Es gab so viele Ziele, von denen ich mich verabschieden musste

Manchmal kam ich mir vor wie eine Reisende, die am Bahnhof auf ihren Zug wartet. Während ich da nun so stand, mit meinem Koffer in der Hand, rauschte ein Zug nach dem anderen am Gleis vorbei. Bei genauerem Hinsehen, erblickte ich in den Abteilen kleine Kreaturen, die winkend in meine Richtung jubelten. “Lustige kleine Kerlchen”, dachte ich, bis ich feststellen musste, dass es sich bei den Gestalten um meine in der Vergangenheit gesetzten Ziele handelte. Der Traum von meiner ersten Buchveröffentlichung mit 22 Jahren, hüpfte im Abteil hoch und runter. Mit quietschender Stimme rief er mir entgegen: “Tschüss, ich bin dann mal weg.” Ich versuchte noch, nach ihm zu greifen und ihn vielleicht durch das Fenster zerren zu können, vergebens. Traurig winkend verabschiedete ich mich von dem Traum, der mich so viele Jahre lang begleitete. Es sollte nicht der Letzte gewesen sein. Mit jedem Jahr, das ich am Bahnsteig verbrachte, rauschten die Züge schneller an mir vorbei. Manchmal bemerkte ich nur den Windzug, der durch ihre Geschwindigkeit um meine Nase wehte. Ich hoffte, dass irgendwann einmal ein Zug anhalten würde, um mich einsteigen zu lassen. Vielleicht der Familienzug? Den hatte ich bewusst im Fahrplan ziemlich weit nach hinten geschoben, um genug Zeit für die Reisevorbereitung zu haben. Doch als ich 25 wurde, rauschte auch dieses vorher gesteckte Ziel winkend an mir vorbei. Ach, da kommt bestimmt noch einmal ein außerplanmäßiger Halt, bei dem ich zusteigen könnte, hoffte ich.

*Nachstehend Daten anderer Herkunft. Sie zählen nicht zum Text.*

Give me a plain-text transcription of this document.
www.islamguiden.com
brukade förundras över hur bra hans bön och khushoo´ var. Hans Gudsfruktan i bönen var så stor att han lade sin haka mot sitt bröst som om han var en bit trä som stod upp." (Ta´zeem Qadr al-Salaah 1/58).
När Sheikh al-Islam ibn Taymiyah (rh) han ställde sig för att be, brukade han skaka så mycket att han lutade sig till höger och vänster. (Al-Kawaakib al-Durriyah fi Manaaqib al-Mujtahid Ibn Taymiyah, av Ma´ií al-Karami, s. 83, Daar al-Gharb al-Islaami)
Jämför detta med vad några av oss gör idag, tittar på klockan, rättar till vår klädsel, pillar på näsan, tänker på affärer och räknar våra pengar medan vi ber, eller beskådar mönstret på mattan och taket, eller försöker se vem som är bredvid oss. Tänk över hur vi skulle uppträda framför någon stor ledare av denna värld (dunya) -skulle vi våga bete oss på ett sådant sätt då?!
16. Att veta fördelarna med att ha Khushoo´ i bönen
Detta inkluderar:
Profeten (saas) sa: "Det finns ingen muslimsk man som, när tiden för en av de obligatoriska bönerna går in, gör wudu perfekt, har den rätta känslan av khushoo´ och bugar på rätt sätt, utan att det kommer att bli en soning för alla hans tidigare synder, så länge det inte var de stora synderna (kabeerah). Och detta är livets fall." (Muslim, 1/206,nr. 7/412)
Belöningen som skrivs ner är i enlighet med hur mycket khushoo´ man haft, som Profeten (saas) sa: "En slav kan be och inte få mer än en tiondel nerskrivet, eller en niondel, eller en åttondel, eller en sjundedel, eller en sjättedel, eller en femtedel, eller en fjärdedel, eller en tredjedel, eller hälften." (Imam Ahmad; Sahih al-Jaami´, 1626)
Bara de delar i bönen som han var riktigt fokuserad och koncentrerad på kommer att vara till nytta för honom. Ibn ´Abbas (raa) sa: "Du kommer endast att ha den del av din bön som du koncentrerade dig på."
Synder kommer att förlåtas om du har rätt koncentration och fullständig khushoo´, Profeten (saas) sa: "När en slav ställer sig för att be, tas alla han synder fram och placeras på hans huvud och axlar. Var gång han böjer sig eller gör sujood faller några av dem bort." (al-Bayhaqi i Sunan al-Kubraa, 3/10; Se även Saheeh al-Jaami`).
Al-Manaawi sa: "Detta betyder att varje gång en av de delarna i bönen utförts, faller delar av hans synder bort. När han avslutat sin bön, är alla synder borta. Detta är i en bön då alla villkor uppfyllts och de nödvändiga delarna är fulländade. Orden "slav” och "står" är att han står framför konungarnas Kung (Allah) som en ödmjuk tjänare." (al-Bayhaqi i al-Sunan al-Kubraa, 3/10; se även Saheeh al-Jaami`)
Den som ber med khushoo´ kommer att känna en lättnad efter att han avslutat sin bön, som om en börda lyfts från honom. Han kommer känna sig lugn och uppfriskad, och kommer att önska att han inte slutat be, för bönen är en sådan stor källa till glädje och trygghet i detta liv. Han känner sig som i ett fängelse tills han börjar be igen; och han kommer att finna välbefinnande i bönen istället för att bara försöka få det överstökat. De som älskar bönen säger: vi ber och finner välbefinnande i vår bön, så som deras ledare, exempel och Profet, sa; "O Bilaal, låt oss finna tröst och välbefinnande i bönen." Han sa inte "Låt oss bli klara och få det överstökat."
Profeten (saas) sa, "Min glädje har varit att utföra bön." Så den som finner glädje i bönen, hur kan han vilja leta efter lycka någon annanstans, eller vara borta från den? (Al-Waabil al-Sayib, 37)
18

Immer einen Fuß vor den anderen setzen

Jahrelang am Bahnsteig zu stehen, setzte mir zu. Die Hände froren und die Füße taten weh. Mit jeder Zugdurchfahrt schmolz meine Chance dahin, ein Leben zu führen, wie ich es mir vorgestellt hatte. Es waren zu viele Türen, die sich im Laufe der letzten Jahre vor mir schlossen. “Ja, mein Kind, du kannst alles werden, wenn du groß bist”, verlor langsam an Bedeutung. Eine Tür jedoch, strahlte mir weiterhin entgegen.